What makes Blood Orange's groovy album Freetown Sound so important is that it goes where hip hop and gospel music rarely do—it explores black thought through the lens of womanhood and queerness.

“My album is for everyone told they're not black enough, too black, too queer, not queer the right way, the under appreciated. It’s a clap-back,” Hynes wrote in an Instagram post.

On Freetown Sound, women help deliver his message. “I use women singers because there’s a lot of emotions that I want that I can’t get to," Hynes told Pitchfork. "The woman’s voice, and not necessarily just her singing voice, is powerful and needs to be heard. It’s the most important voice in general, and that can’t be denied. And on a musical level, I just prefer it. It sounds better.”

The album features Ashlee Haze, a poet from Atlanta whose “For Colored Girls (The Missy Elliott Poem)” explores feminism as a black girl and is sampled on “By Ourselves.” Late transgender performer Venus Extravaganza's Paris Is Burning monologue appears on “Desirée,” where she talks about getting money from men for sex work and using it for gender reassignment surgery.
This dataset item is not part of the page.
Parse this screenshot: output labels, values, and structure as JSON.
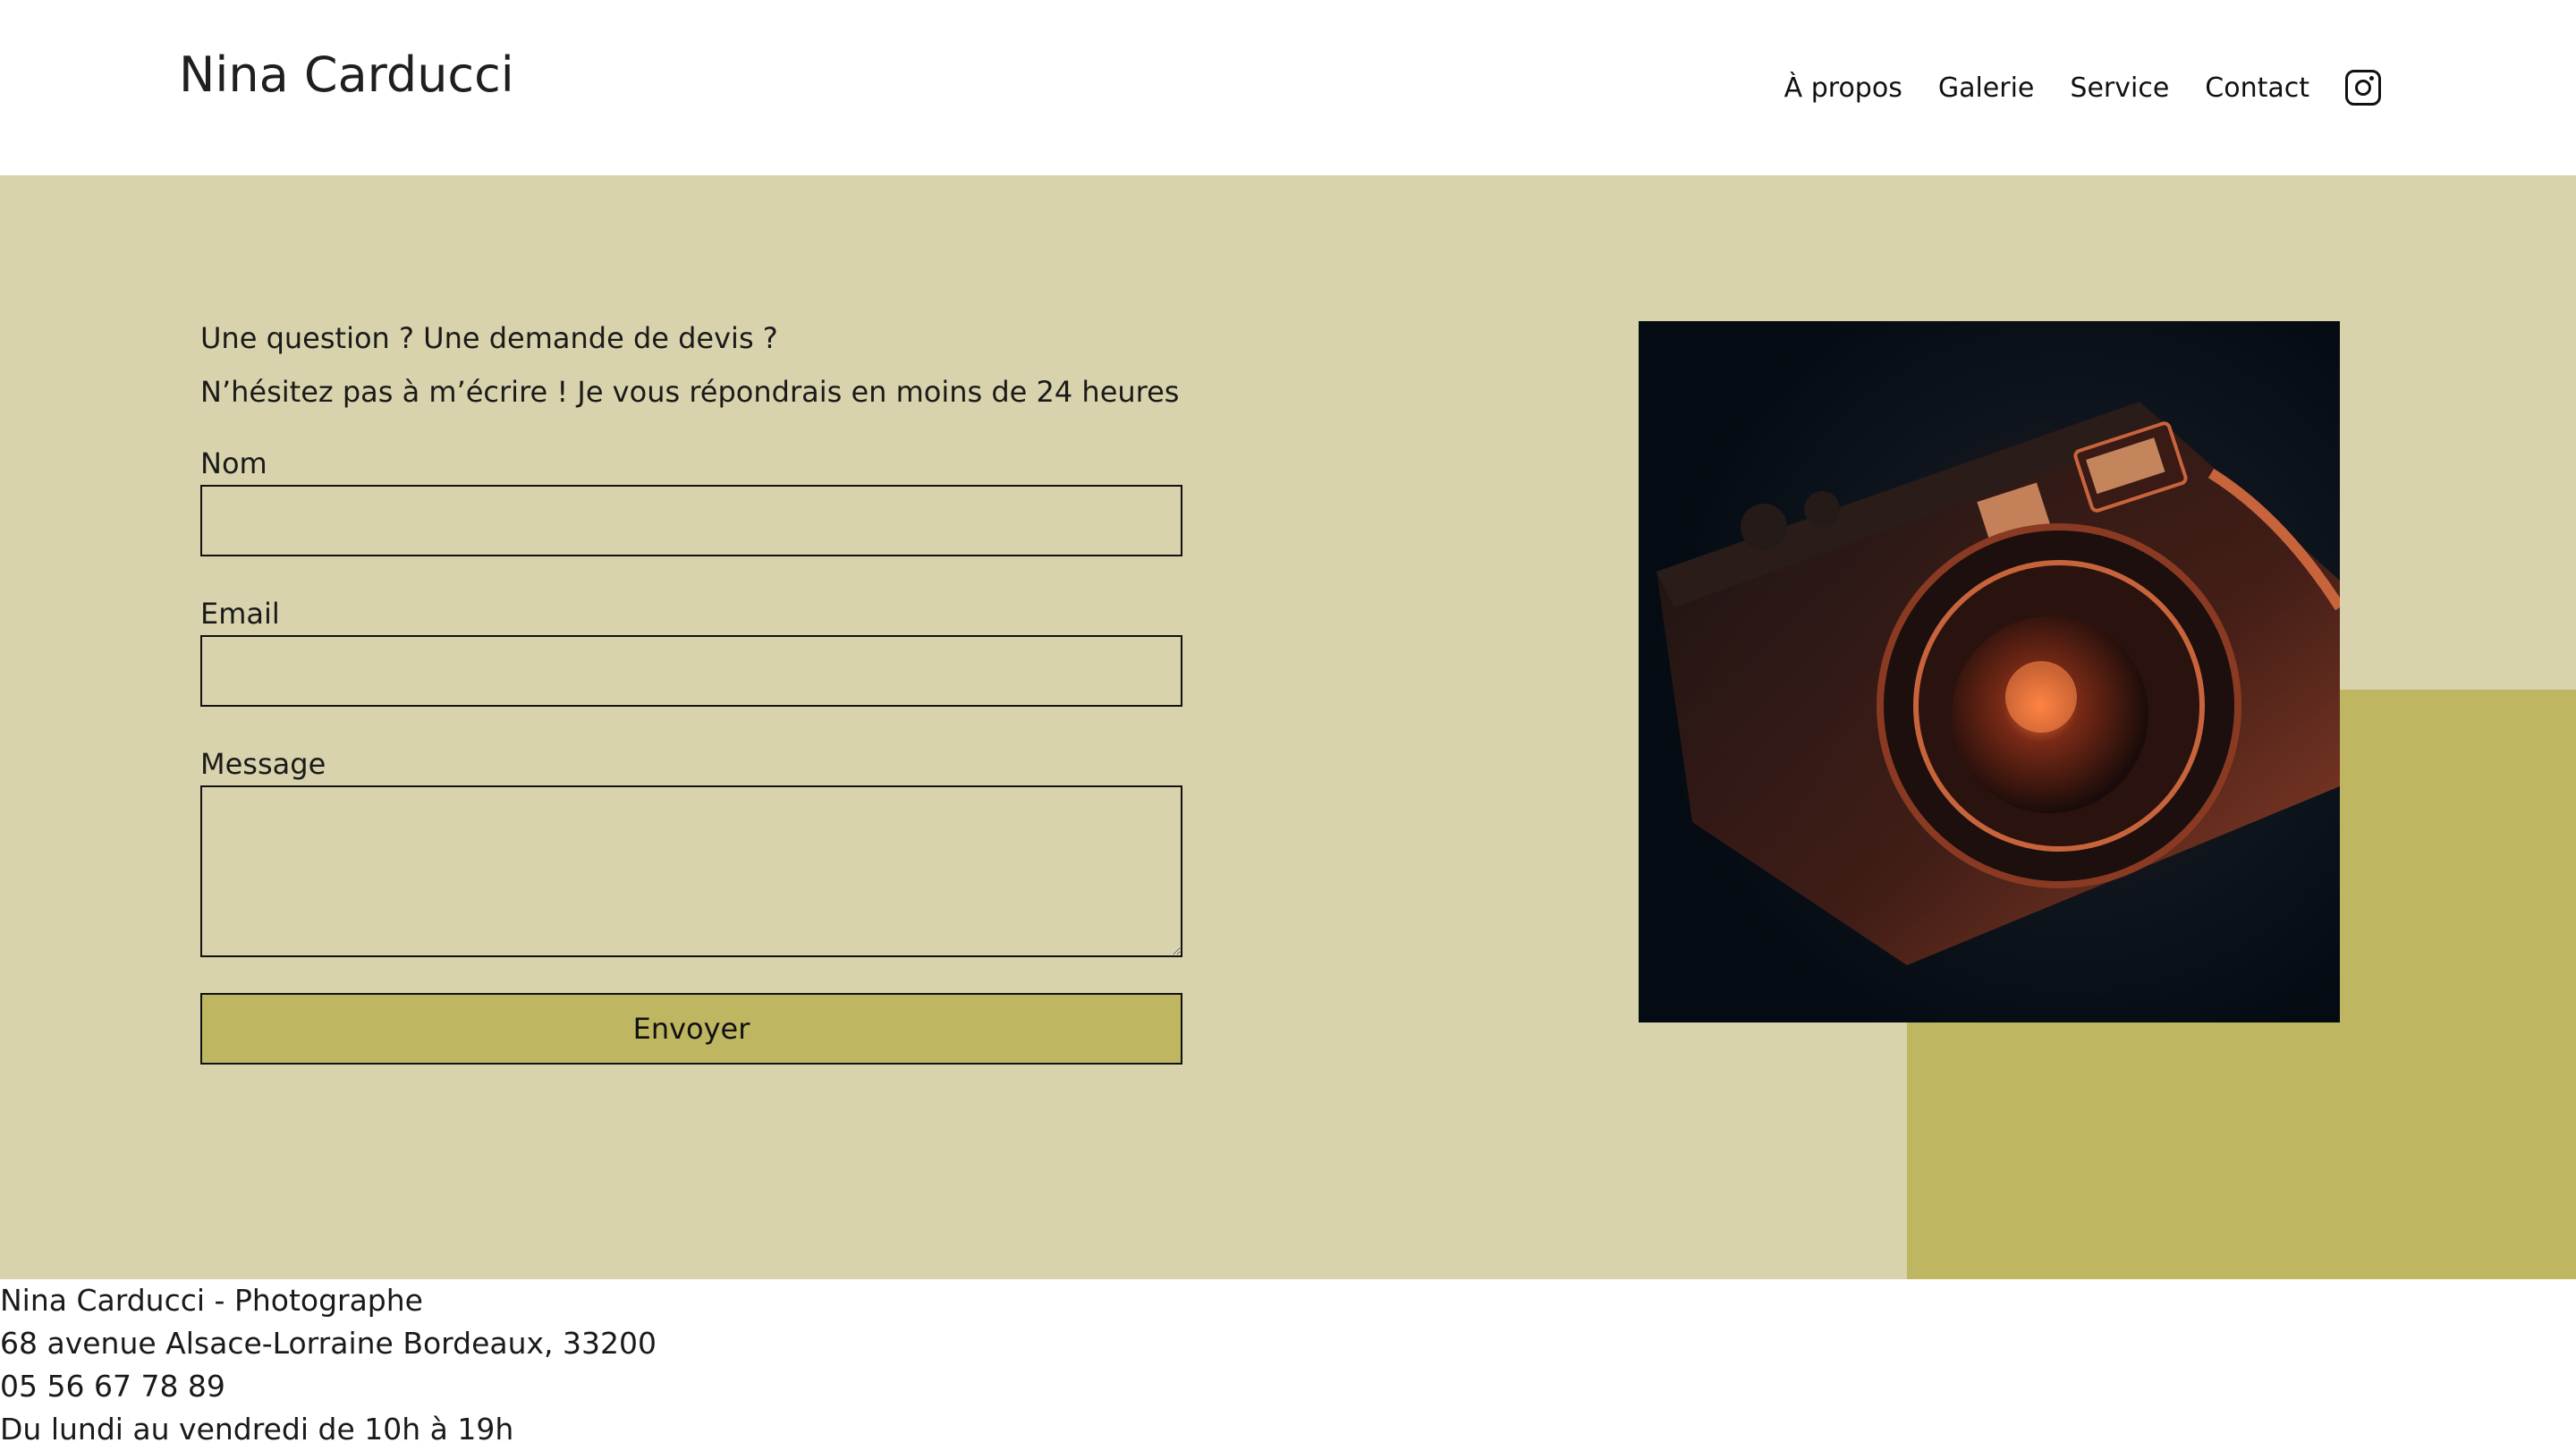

Zuri Marley, the granddaughter of Bob Marley, sings on “Love Ya." Latina indie pop star Empress Of, who released a song about street harassment last year, is on “Best Of You.”


That list doesn't even include Debbie Harry of Blondie, Ava Raiin, Carly Rae Jepsen, Nelly Furtado, and Bea1991 who all appear on the album. Even the cover art from photographer Deana Lawson’s 2009 photograph “Binky & Tony Forever” presents black bodies in a tender and vulnerable state of intimacy.
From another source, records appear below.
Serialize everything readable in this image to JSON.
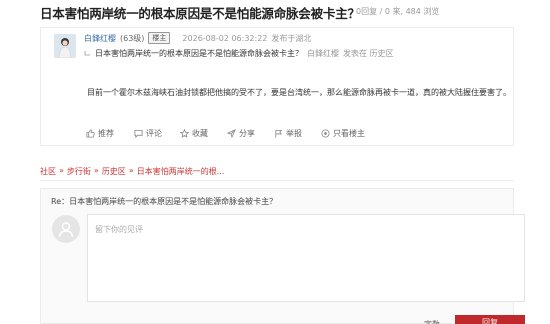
{
  "thread": {
    "title": "日本害怕两岸统一的根本原因是不是怕能源命脉会被卡主？",
    "stats": "0回复 / 0 来, 484 浏览"
  },
  "post": {
    "author": "白鋒红樱",
    "level": "(63级)",
    "host_badge": "楼主",
    "time": "2026-08-02 06:32:22",
    "location": "发布于湖北",
    "ref_title": "日本害怕两岸统一的根本原因是不是怕能源命脉会被卡主？",
    "ref_author": "白鋒红樱",
    "ref_board": "发表在 历史区",
    "content": "目前一个霍尔木兹海峡石油封锁都把他搞的受不了，要是台湾统一，那么能源命脉再被卡一道，真的被大陆握住要害了。",
    "actions": {
      "recommend": "推荐",
      "comment": "评论",
      "favorite": "收藏",
      "share": "分享",
      "report": "举报",
      "author_only": "只看楼主"
    }
  },
  "breadcrumb": {
    "items": [
      "社区",
      "步行街",
      "历史区",
      "日本害怕两岸统一的根..."
    ],
    "separator": "»"
  },
  "reply": {
    "label": "Re：日本害怕两岸统一的根本原因是不是怕能源命脉会被卡主？",
    "placeholder": "留下你的见评",
    "footer_link": "字数",
    "submit_label": "回复"
  },
  "colors": {
    "accent": "#c0292b",
    "author_link": "#3a6ea5"
  }
}
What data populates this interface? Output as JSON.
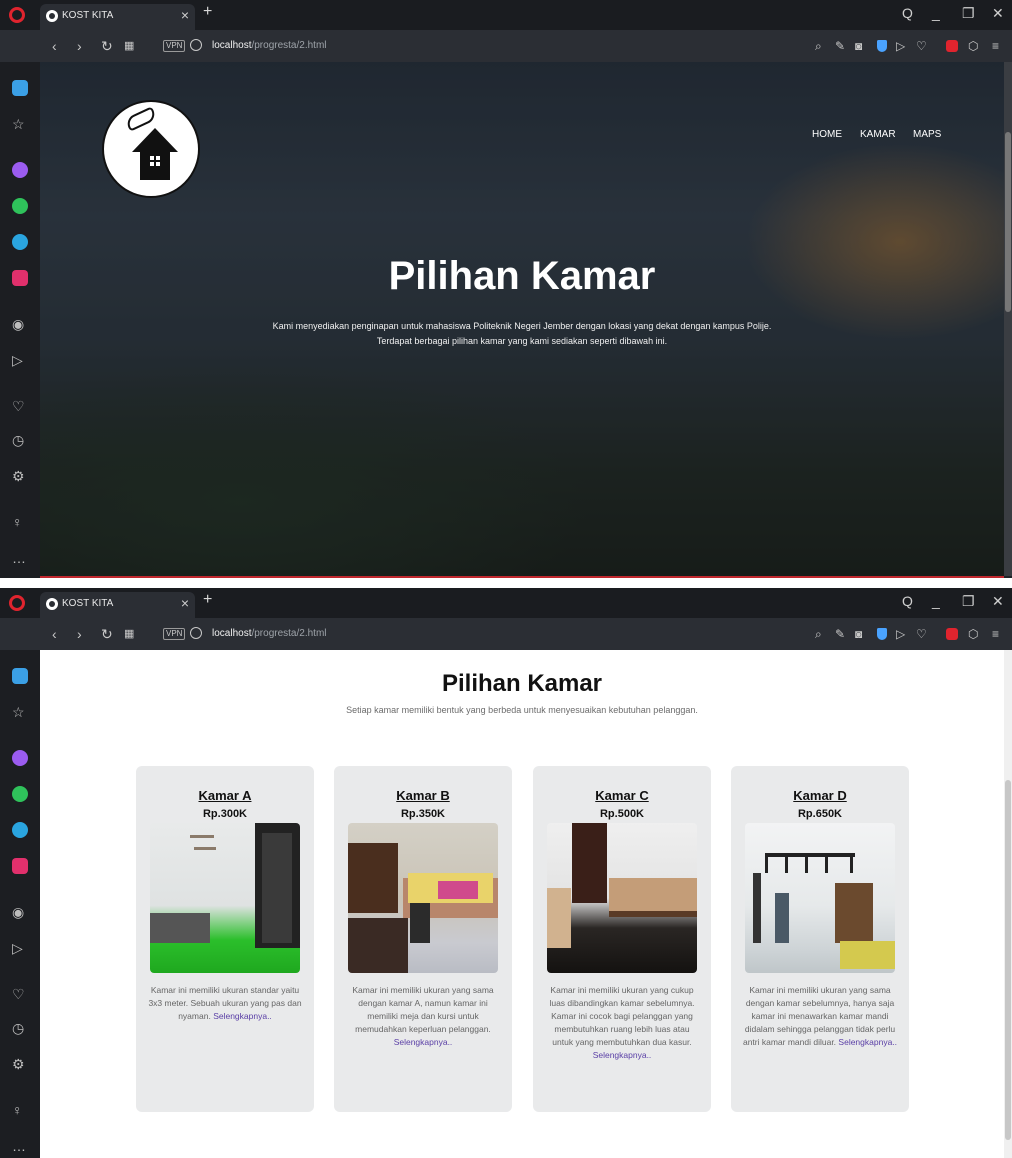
{
  "browser": {
    "tab_title": "KOST KITA",
    "tab_close": "×",
    "new_tab": "+",
    "url_host": "localhost",
    "url_path": "/progresta/2.html",
    "vpn_label": "VPN",
    "window_controls": [
      "Q",
      "_",
      "❐",
      "✕"
    ]
  },
  "hero": {
    "nav": [
      "HOME",
      "KAMAR",
      "MAPS"
    ],
    "title": "Pilihan Kamar",
    "subtitle_1": "Kami menyediakan penginapan untuk mahasiswa Politeknik Negeri Jember dengan lokasi yang dekat dengan kampus Polije.",
    "subtitle_2": "Terdapat berbagai pilihan kamar yang kami sediakan seperti dibawah ini."
  },
  "rooms_section": {
    "title": "Pilihan Kamar",
    "subtitle": "Setiap kamar memiliki bentuk yang berbeda untuk menyesuaikan kebutuhan pelanggan.",
    "read_more": "Selengkapnya..",
    "cards": [
      {
        "name": "Kamar A",
        "price": "Rp.300K",
        "desc": "Kamar ini memiliki ukuran standar yaitu 3x3 meter. Sebuah ukuran yang pas dan nyaman."
      },
      {
        "name": "Kamar B",
        "price": "Rp.350K",
        "desc": "Kamar ini memiliki ukuran yang sama dengan kamar A, namun kamar ini memiliki meja dan kursi untuk memudahkan keperluan pelanggan."
      },
      {
        "name": "Kamar C",
        "price": "Rp.500K",
        "desc": "Kamar ini memiliki ukuran yang cukup luas dibandingkan kamar sebelumnya. Kamar ini cocok bagi pelanggan yang membutuhkan ruang lebih luas atau untuk yang membutuhkan dua kasur."
      },
      {
        "name": "Kamar D",
        "price": "Rp.650K",
        "desc": "Kamar ini memiliki ukuran yang sama dengan kamar sebelumnya, hanya saja kamar ini menawarkan kamar mandi didalam sehingga pelanggan tidak perlu antri kamar mandi diluar."
      }
    ]
  },
  "colors": {
    "opera_red": "#e0242e",
    "link_purple": "#5a3fa6",
    "card_bg": "#e9eaeb"
  },
  "icons": {
    "sidebar": [
      "home-icon",
      "star-icon",
      "messenger-icon",
      "whatsapp-icon",
      "telegram-icon",
      "instagram-icon",
      "player-icon",
      "flow-icon",
      "heart-icon",
      "history-icon",
      "settings-icon",
      "lightbulb-icon",
      "more-icon"
    ]
  }
}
This image was removed due to legal reasons.

Freetown Sound is full of Hynes’ inner monologues. “Hands Up,” dwells on the idea of feeling safe in your daily routine—sleeping with the lights off, wearing a sweatshirt—while the prevalence of police violence is something to fear. On “But You,” he sings about walking down the street alone as black man pondering why he’s so concerned with crossing the street to make a white girl feel safe. And on “Better Than Me,” Hynes struggles with jealousy and self-doubt, as he told Entertainment Weekly:

That song is about a weird jealousy with being—kind of what I said [about feeling] not black enough or not queer enough. That song is about that dark moment when you look around. You can visualize the person. It’s the moment when you slip into that doubt and that weird jealousy.


While nightclubschurches, and other safe spaces for the LGBT community and people of color are threatened, Hynes presents a glimmer of hope. He looks through the melancholy lens of life and still finds a way to feel free. Freetown Sound offers something to dance to while trying to collect your thoughts. A moment to realize you aren’t alone in your agony. A recognition that although your voice isn’t always heard, it still matters.